Long-term FedEx holders have been well-rewarded. The stock traded in a range in 1980 with the midpoint around $5.50/share. Since its dividend yield has been near zero all this time, I compared the total return from FedEx since election day 1980 to that of a zero-coupon Treasury with today's maturity date, about 29 1/2 years.
At that time, Treasuries of that maturity yielded 12.5%. would have given about double the total return of FedEx stock, with lower volatility and less need to follow corporate events.
And FedEx has been one of the big winners over the past several decades.
Kind of makes one think.
Another big winner that by now yields over 1% dividend rate is Teva. It was announced today that Teva is acquiring a German-based generic drugs firm, Ratiopharm, in a competition with Pfizer among other bidders.
Teva is a roll-up. It keeps acquiring large generic firms at premium valuations. It has $2.5 B in tangible net worth against a market cap of $53 B. It is getting too big to acquire. Its stock has gone up for decades. Its market cap to tangible net worth ratio is more than double Merck's. Its dividend yield is one-quarter of Merck's off an estimated P/E on 2011 earnings that is higher than Merck's. It has much less proprietary technology than the brand companies.
It may well be that one of these days, the generic drugs industry will have a major price war. Or, Teva will let its costs get out of control. Or something. I am not loving the risk-reward longer-term for Teva anymore. In the same space, Watson Pharmaceuticals is the one stock I own.

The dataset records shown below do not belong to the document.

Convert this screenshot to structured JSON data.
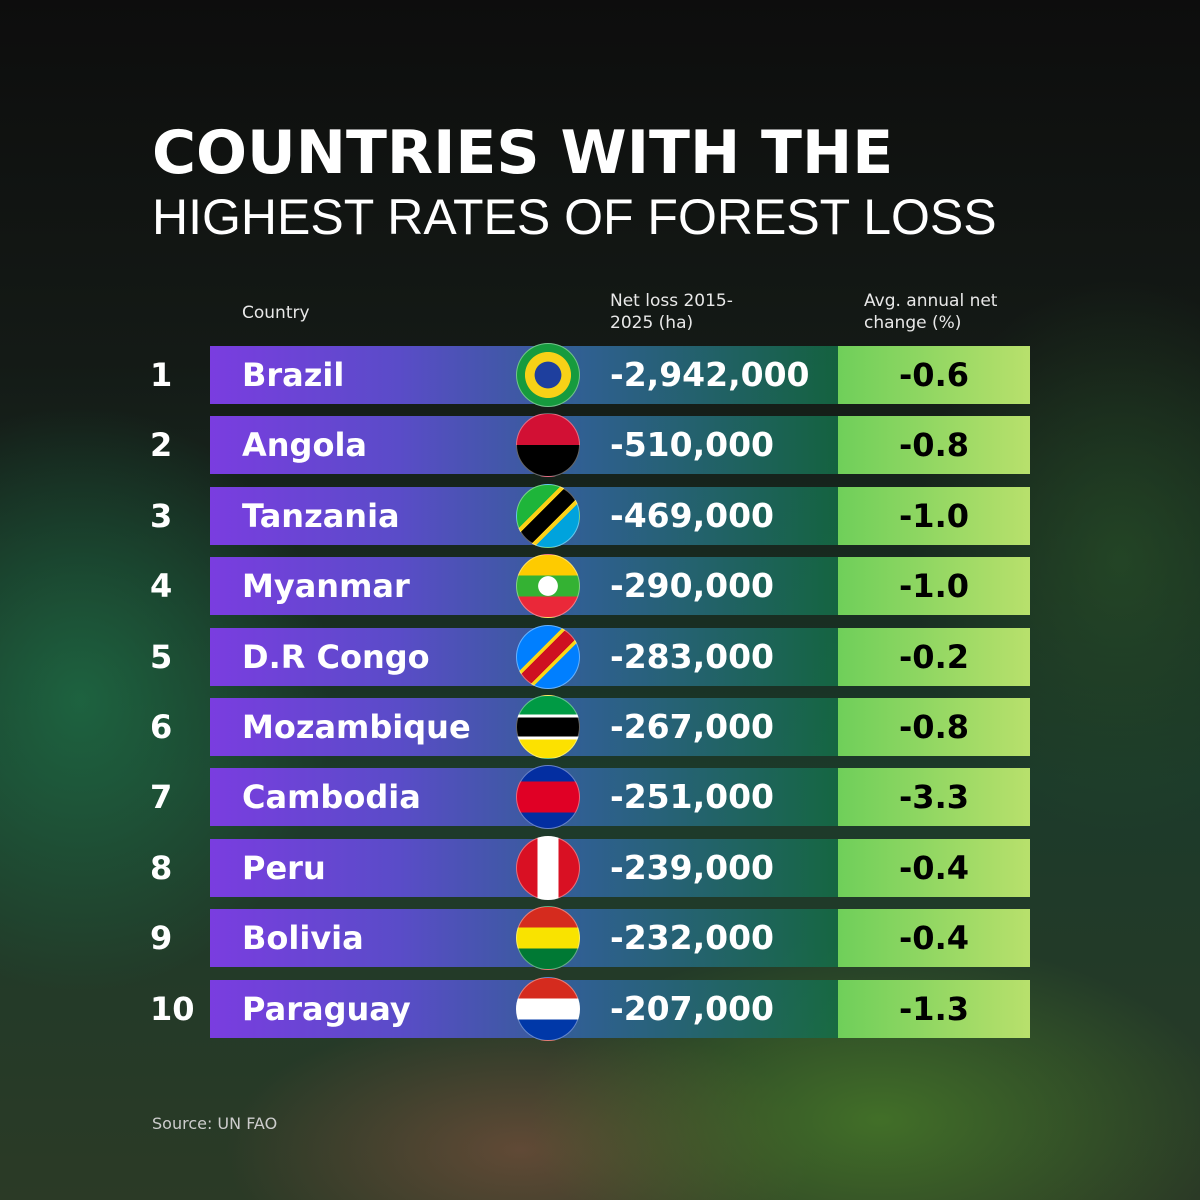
{
  "header": {
    "title_line1": "COUNTRIES WITH THE",
    "title_line2": "HIGHEST RATES OF FOREST LOSS"
  },
  "table": {
    "columns": [
      "Country",
      "Net loss 2015-2025 (ha)",
      "Avg. annual net change (%)"
    ],
    "rows": [
      [
        "1",
        "Brazil",
        "-2,942,000",
        "-0.6"
      ],
      [
        "2",
        "Angola",
        "-510,000",
        "-0.8"
      ],
      [
        "3",
        "Tanzania",
        "-469,000",
        "-1.0"
      ],
      [
        "4",
        "Myanmar",
        "-290,000",
        "-1.0"
      ],
      [
        "5",
        "D.R Congo",
        "-283,000",
        "-0.2"
      ],
      [
        "6",
        "Mozambique",
        "-267,000",
        "-0.8"
      ],
      [
        "7",
        "Cambodia",
        "-251,000",
        "-3.3"
      ],
      [
        "8",
        "Peru",
        "-239,000",
        "-0.4"
      ],
      [
        "9",
        "Bolivia",
        "-232,000",
        "-0.4"
      ],
      [
        "10",
        "Paraguay",
        "-207,000",
        "-1.3"
      ]
    ]
  },
  "footer": {
    "source": "Source: UN FAO"
  }
}
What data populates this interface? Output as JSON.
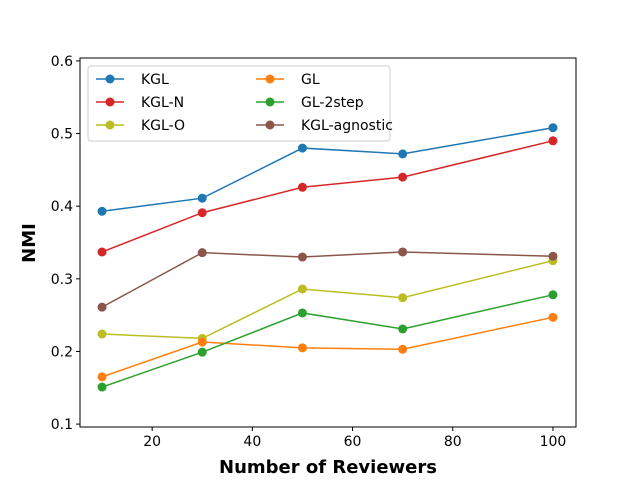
{
  "chart_data": {
    "type": "line",
    "title": "",
    "xlabel": "Number of Reviewers",
    "ylabel": "NMI",
    "xlim": [
      5.6,
      104.6
    ],
    "ylim": [
      0.096,
      0.604
    ],
    "xticks": [
      20,
      40,
      60,
      80,
      100
    ],
    "yticks": [
      0.1,
      0.2,
      0.3,
      0.4,
      0.5,
      0.6
    ],
    "xtick_labels": [
      "20",
      "40",
      "60",
      "80",
      "100"
    ],
    "ytick_labels": [
      "0.1",
      "0.2",
      "0.3",
      "0.4",
      "0.5",
      "0.6"
    ],
    "grid": false,
    "legend_placement": "top-left",
    "x": [
      10,
      30,
      50,
      70,
      100
    ],
    "series": [
      {
        "name": "KGL",
        "color": "#1f77b4",
        "values": [
          0.393,
          0.411,
          0.48,
          0.472,
          0.508
        ]
      },
      {
        "name": "KGL-N",
        "color": "#d62728",
        "values": [
          0.337,
          0.391,
          0.426,
          0.44,
          0.49
        ]
      },
      {
        "name": "KGL-O",
        "color": "#bcbd22",
        "values": [
          0.224,
          0.218,
          0.286,
          0.274,
          0.325
        ]
      },
      {
        "name": "GL",
        "color": "#ff7f0e",
        "values": [
          0.165,
          0.213,
          0.205,
          0.203,
          0.247
        ]
      },
      {
        "name": "GL-2step",
        "color": "#2ca02c",
        "values": [
          0.151,
          0.199,
          0.253,
          0.231,
          0.278
        ]
      },
      {
        "name": "KGL-agnostic",
        "color": "#8c564b",
        "values": [
          0.261,
          0.336,
          0.33,
          0.337,
          0.331
        ]
      }
    ]
  }
}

Even though there's no dividend, the chart is quite promising and there are numerous potential buyers for this company that now has a global footprint.

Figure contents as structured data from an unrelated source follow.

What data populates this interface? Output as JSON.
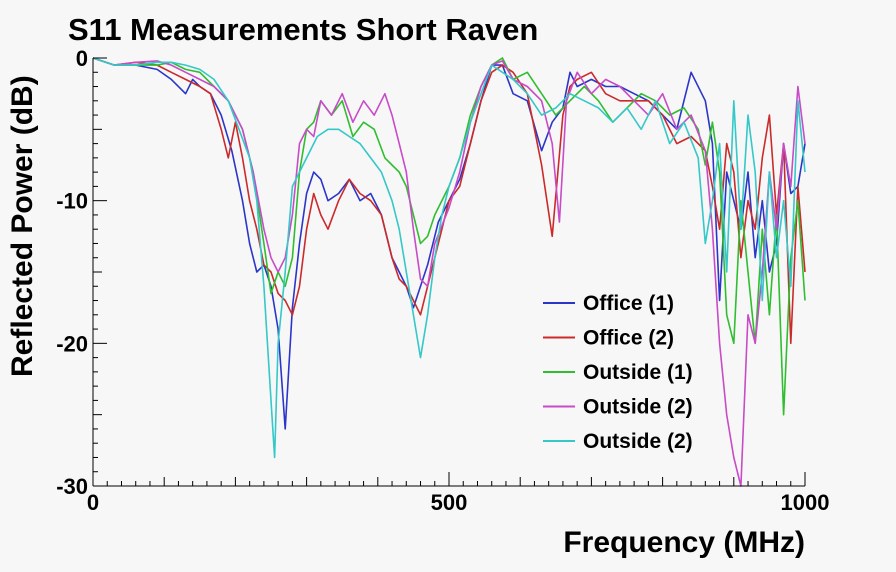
{
  "chart_data": {
    "type": "line",
    "title": "S11 Measurements Short Raven",
    "xlabel": "Frequency (MHz)",
    "ylabel": "Reflected Power (dB)",
    "xlim": [
      0,
      1000
    ],
    "ylim": [
      -30,
      0
    ],
    "x_ticks": [
      0,
      500,
      1000
    ],
    "y_ticks": [
      0,
      -10,
      -20,
      -30
    ],
    "legend_position": "bottom-right",
    "grid": false,
    "series": [
      {
        "name": "Office (1)",
        "color": "#2b36c8",
        "x": [
          0,
          30,
          60,
          90,
          110,
          130,
          140,
          150,
          165,
          180,
          195,
          210,
          220,
          230,
          240,
          250,
          260,
          270,
          280,
          290,
          300,
          310,
          320,
          330,
          345,
          360,
          375,
          390,
          405,
          420,
          430,
          440,
          450,
          460,
          470,
          485,
          500,
          515,
          530,
          545,
          560,
          575,
          590,
          610,
          630,
          645,
          660,
          670,
          680,
          700,
          720,
          740,
          760,
          780,
          800,
          820,
          840,
          860,
          870,
          880,
          890,
          900,
          910,
          920,
          930,
          940,
          950,
          960,
          970,
          980,
          990,
          1000
        ],
        "y": [
          0,
          -0.5,
          -0.5,
          -0.8,
          -1.5,
          -2.5,
          -1.5,
          -2.0,
          -2.5,
          -4.0,
          -6.5,
          -10.0,
          -13.0,
          -15.0,
          -14.5,
          -16.0,
          -19.0,
          -26.0,
          -17.5,
          -13.0,
          -9.5,
          -8.0,
          -8.5,
          -10.0,
          -9.5,
          -8.5,
          -10.0,
          -9.5,
          -11.0,
          -14.0,
          -15.0,
          -16.0,
          -17.5,
          -16.0,
          -14.5,
          -11.5,
          -10.0,
          -8.5,
          -6.0,
          -3.0,
          -0.5,
          -0.5,
          -2.5,
          -3.0,
          -6.5,
          -4.5,
          -3.5,
          -1.0,
          -2.0,
          -1.5,
          -2.0,
          -2.0,
          -2.5,
          -3.0,
          -4.0,
          -5.0,
          -1.0,
          -3.0,
          -6.0,
          -17.0,
          -8.0,
          -10.0,
          -12.0,
          -8.0,
          -14.0,
          -10.0,
          -15.0,
          -13.0,
          -6.0,
          -9.5,
          -9.0,
          -6.0
        ]
      },
      {
        "name": "Office (2)",
        "color": "#cc2a2a",
        "x": [
          0,
          30,
          60,
          90,
          110,
          130,
          150,
          165,
          180,
          190,
          200,
          210,
          220,
          230,
          240,
          250,
          260,
          270,
          280,
          290,
          300,
          310,
          320,
          330,
          345,
          360,
          375,
          390,
          405,
          420,
          430,
          440,
          450,
          460,
          470,
          485,
          500,
          515,
          530,
          545,
          560,
          575,
          590,
          610,
          630,
          645,
          660,
          670,
          680,
          700,
          720,
          740,
          760,
          780,
          800,
          820,
          840,
          860,
          870,
          880,
          890,
          900,
          910,
          920,
          930,
          940,
          950,
          960,
          970,
          980,
          990,
          1000
        ],
        "y": [
          0,
          -0.5,
          -0.3,
          -0.5,
          -1.0,
          -1.5,
          -2.0,
          -2.5,
          -5.0,
          -7.0,
          -4.5,
          -7.0,
          -10.0,
          -12.0,
          -14.5,
          -15.0,
          -16.5,
          -17.0,
          -18.0,
          -16.0,
          -12.0,
          -9.5,
          -11.0,
          -12.0,
          -10.0,
          -8.5,
          -9.5,
          -10.0,
          -11.0,
          -14.0,
          -15.5,
          -16.0,
          -17.0,
          -18.0,
          -16.0,
          -13.0,
          -10.0,
          -9.0,
          -6.0,
          -3.0,
          -1.0,
          -0.5,
          -1.0,
          -2.5,
          -7.5,
          -12.5,
          -4.0,
          -2.0,
          -1.5,
          -1.0,
          -2.5,
          -3.0,
          -3.0,
          -3.0,
          -4.0,
          -6.0,
          -5.5,
          -6.5,
          -9.0,
          -12.0,
          -6.0,
          -8.0,
          -14.0,
          -10.0,
          -12.0,
          -7.0,
          -4.0,
          -11.0,
          -6.0,
          -20.0,
          -9.0,
          -15.0
        ]
      },
      {
        "name": "Outside (1)",
        "color": "#2fbe2f",
        "x": [
          0,
          30,
          60,
          90,
          110,
          130,
          150,
          170,
          190,
          210,
          225,
          240,
          250,
          260,
          270,
          280,
          290,
          300,
          310,
          320,
          335,
          350,
          365,
          380,
          395,
          410,
          420,
          430,
          440,
          450,
          460,
          470,
          480,
          500,
          515,
          530,
          545,
          560,
          575,
          590,
          610,
          630,
          650,
          670,
          690,
          710,
          730,
          750,
          770,
          790,
          810,
          830,
          850,
          860,
          870,
          880,
          890,
          900,
          910,
          920,
          930,
          940,
          950,
          960,
          970,
          980,
          990,
          1000
        ],
        "y": [
          0,
          -0.5,
          -0.5,
          -0.5,
          -0.3,
          -0.8,
          -1.0,
          -2.0,
          -3.0,
          -5.0,
          -8.0,
          -13.0,
          -16.5,
          -15.0,
          -16.0,
          -14.0,
          -8.0,
          -5.0,
          -4.5,
          -3.0,
          -4.0,
          -3.0,
          -5.5,
          -4.5,
          -5.0,
          -7.0,
          -7.5,
          -8.0,
          -9.0,
          -11.0,
          -13.0,
          -12.5,
          -11.0,
          -9.0,
          -7.0,
          -4.0,
          -2.0,
          -0.5,
          0,
          -1.5,
          -1.0,
          -2.5,
          -4.0,
          -3.0,
          -2.0,
          -3.0,
          -4.5,
          -3.5,
          -2.5,
          -3.0,
          -4.0,
          -3.5,
          -5.0,
          -7.5,
          -4.5,
          -8.0,
          -18.0,
          -20.0,
          -10.0,
          -15.0,
          -20.0,
          -12.0,
          -18.0,
          -11.0,
          -25.0,
          -14.0,
          -10.0,
          -17.0
        ]
      },
      {
        "name": "Outside (2)",
        "color": "#c84bc8",
        "x": [
          0,
          30,
          60,
          90,
          110,
          130,
          150,
          170,
          190,
          210,
          225,
          240,
          250,
          260,
          270,
          280,
          290,
          300,
          310,
          320,
          335,
          350,
          365,
          380,
          395,
          410,
          420,
          430,
          440,
          450,
          460,
          470,
          480,
          500,
          515,
          530,
          545,
          560,
          575,
          590,
          610,
          630,
          645,
          655,
          665,
          680,
          700,
          720,
          740,
          760,
          780,
          800,
          820,
          840,
          860,
          870,
          880,
          890,
          900,
          910,
          920,
          930,
          940,
          950,
          960,
          970,
          980,
          990,
          1000
        ],
        "y": [
          0,
          -0.5,
          -0.3,
          -0.2,
          -0.5,
          -1.0,
          -1.5,
          -2.0,
          -3.0,
          -5.0,
          -8.0,
          -12.0,
          -14.0,
          -15.0,
          -14.0,
          -11.0,
          -6.0,
          -5.0,
          -5.5,
          -3.0,
          -4.0,
          -2.5,
          -4.5,
          -3.0,
          -4.0,
          -2.5,
          -4.0,
          -6.0,
          -8.0,
          -12.0,
          -15.5,
          -16.0,
          -13.0,
          -10.5,
          -8.0,
          -4.5,
          -2.0,
          -0.5,
          -0.2,
          -1.5,
          -2.0,
          -3.0,
          -6.0,
          -11.5,
          -3.0,
          -1.0,
          -2.5,
          -1.5,
          -2.0,
          -3.0,
          -4.0,
          -2.5,
          -5.0,
          -4.0,
          -6.5,
          -12.0,
          -20.0,
          -25.0,
          -28.0,
          -30.0,
          -18.0,
          -20.0,
          -15.0,
          -8.0,
          -12.0,
          -6.0,
          -9.0,
          -2.0,
          -6.0
        ]
      },
      {
        "name": "Outside (2)",
        "color": "#35c8c8",
        "x": [
          0,
          30,
          60,
          90,
          110,
          130,
          150,
          170,
          190,
          205,
          220,
          230,
          240,
          250,
          255,
          260,
          270,
          280,
          290,
          300,
          315,
          330,
          345,
          360,
          375,
          390,
          405,
          420,
          430,
          440,
          450,
          460,
          470,
          480,
          490,
          500,
          515,
          530,
          545,
          560,
          575,
          590,
          610,
          630,
          650,
          670,
          690,
          710,
          730,
          750,
          770,
          790,
          810,
          830,
          850,
          860,
          870,
          880,
          890,
          900,
          910,
          920,
          930,
          940,
          950,
          960,
          970,
          980,
          990,
          1000
        ],
        "y": [
          0,
          -0.5,
          -0.5,
          -0.3,
          -0.3,
          -0.5,
          -0.8,
          -1.5,
          -3.0,
          -5.0,
          -7.0,
          -10.0,
          -16.0,
          -24.0,
          -28.0,
          -20.0,
          -15.0,
          -9.0,
          -8.0,
          -7.0,
          -5.5,
          -5.0,
          -5.0,
          -5.5,
          -6.0,
          -7.0,
          -8.0,
          -10.0,
          -12.0,
          -15.0,
          -18.0,
          -21.0,
          -18.0,
          -14.0,
          -11.0,
          -9.0,
          -7.0,
          -4.5,
          -2.5,
          -0.5,
          -1.0,
          -1.5,
          -2.5,
          -4.0,
          -3.5,
          -2.5,
          -3.0,
          -3.5,
          -4.5,
          -3.5,
          -5.0,
          -3.0,
          -6.0,
          -4.5,
          -7.0,
          -13.0,
          -10.0,
          -6.0,
          -15.0,
          -3.0,
          -12.0,
          -4.0,
          -8.0,
          -17.0,
          -8.0,
          -14.0,
          -10.0,
          -16.0,
          -3.0,
          -8.0
        ]
      }
    ]
  }
}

The bigger picture is that the "fear index" -- the VIX on the S&P 500, is well into bull market range at 16.77. General market timers historically are on thin ice at this level, but this is NOT a sell signal. The pattern of this recent stock market suggests that a reaction to a VIX at least at 20 will follow sooner rather than later, and if it is not overly delayed, the averages will likely be at least somewhat below today's even if the trend is up over the intermediate term.

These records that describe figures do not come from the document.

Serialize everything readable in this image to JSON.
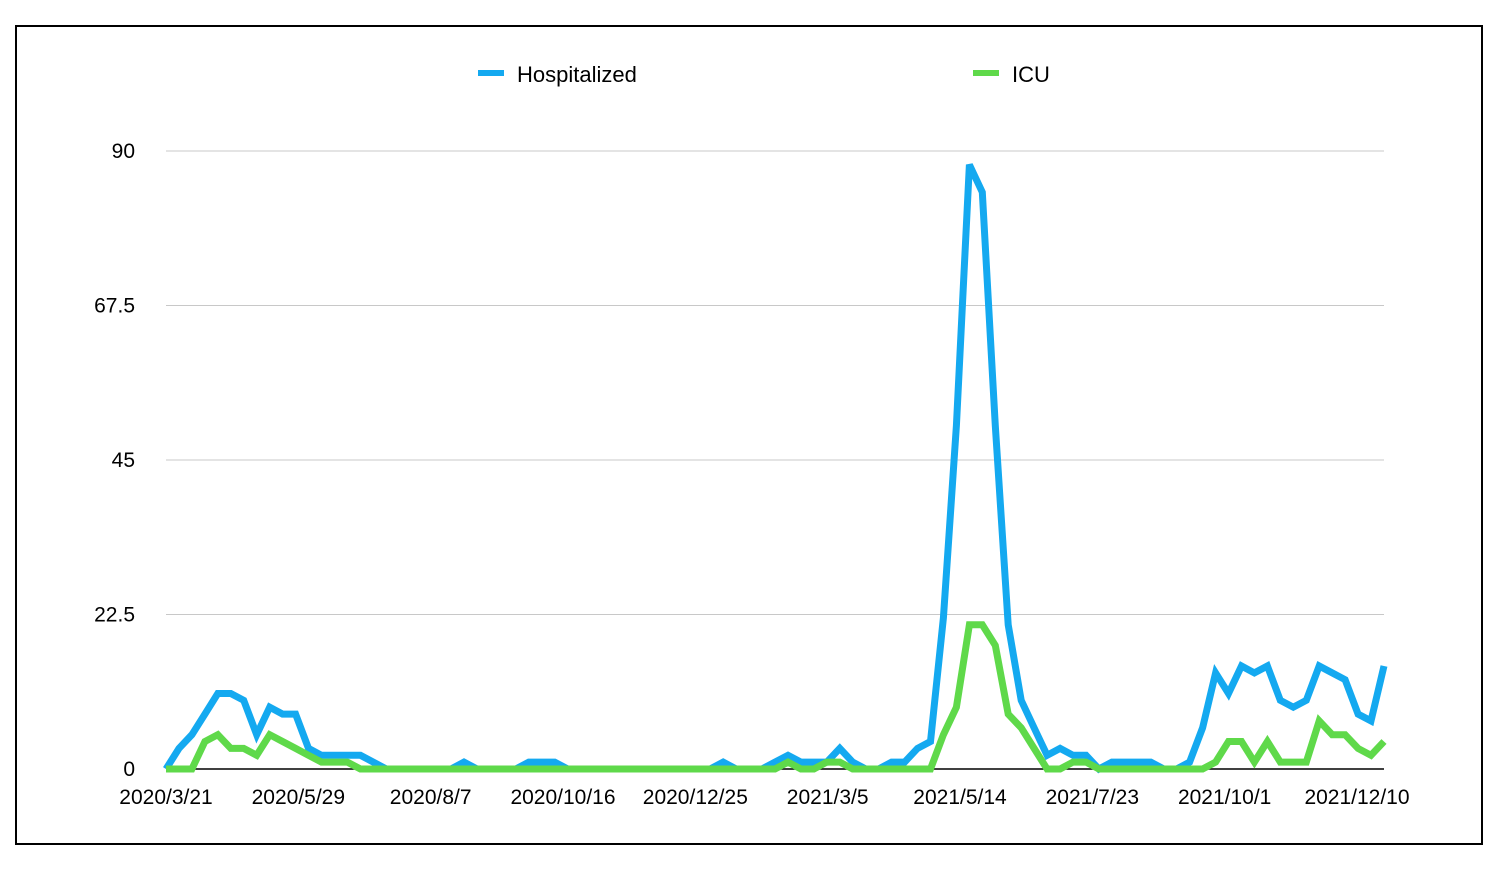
{
  "chart_data": {
    "type": "line",
    "title": "",
    "xlabel": "",
    "ylabel": "",
    "ylim": [
      0,
      90
    ],
    "yticks": [
      "0",
      "22.5",
      "45",
      "67.5",
      "90"
    ],
    "ytick_values": [
      0,
      22.5,
      45,
      67.5,
      90
    ],
    "xtick_labels": [
      "2020/3/21",
      "2020/5/29",
      "2020/8/7",
      "2020/10/16",
      "2020/12/25",
      "2021/3/5",
      "2021/5/14",
      "2021/7/23",
      "2021/10/1",
      "2021/12/10"
    ],
    "grid": "horizontal",
    "legend": "top",
    "x_start": "2020/3/21",
    "x_end": "2022/1/1",
    "series": [
      {
        "name": "Hospitalized",
        "color": "#14A9F0",
        "values": [
          0,
          3,
          5,
          8,
          11,
          11,
          10,
          5,
          9,
          8,
          8,
          3,
          2,
          2,
          2,
          2,
          1,
          0,
          0,
          0,
          0,
          0,
          0,
          1,
          0,
          0,
          0,
          0,
          1,
          1,
          1,
          0,
          0,
          0,
          0,
          0,
          0,
          0,
          0,
          0,
          0,
          0,
          0,
          1,
          0,
          0,
          0,
          1,
          2,
          1,
          1,
          1,
          3,
          1,
          0,
          0,
          1,
          1,
          3,
          4,
          22,
          50,
          88,
          84,
          50,
          21,
          10,
          6,
          2,
          3,
          2,
          2,
          0,
          1,
          1,
          1,
          1,
          0,
          0,
          1,
          6,
          14,
          11,
          15,
          14,
          15,
          10,
          9,
          10,
          15,
          14,
          13,
          8,
          7,
          15
        ]
      },
      {
        "name": "ICU",
        "color": "#5FD94A",
        "values": [
          0,
          0,
          0,
          4,
          5,
          3,
          3,
          2,
          5,
          4,
          3,
          2,
          1,
          1,
          1,
          0,
          0,
          0,
          0,
          0,
          0,
          0,
          0,
          0,
          0,
          0,
          0,
          0,
          0,
          0,
          0,
          0,
          0,
          0,
          0,
          0,
          0,
          0,
          0,
          0,
          0,
          0,
          0,
          0,
          0,
          0,
          0,
          0,
          1,
          0,
          0,
          1,
          1,
          0,
          0,
          0,
          0,
          0,
          0,
          0,
          5,
          9,
          21,
          21,
          18,
          8,
          6,
          3,
          0,
          0,
          1,
          1,
          0,
          0,
          0,
          0,
          0,
          0,
          0,
          0,
          0,
          1,
          4,
          4,
          1,
          4,
          1,
          1,
          1,
          7,
          5,
          5,
          3,
          2,
          4
        ]
      }
    ]
  }
}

Meanwhile, somehow simple chart measurements and comparisons to prior up-cycles in gold in the "aughties" going back to 2001 led me to blog in early December that I was selling almost all my gold ETFs and was looking for an equilibrium point of GLD at $110 +/- $3. Well, here we are at GLD $110 once again. There was a brief stock market-related dip below $107, but my suspicion is that similar factors that pushed gold up the prior decade remain in force, namely excessive money (credit) creation.
The new ETF "PHYS" has a more modest premium to net asset value than does
"GTU". It also offers large holders the guarantee that they can actually withdraw bullion. People who don't want to hold, or don't want to exclusively hold, physical ETF gold via "GLD" may want to consider PHYS.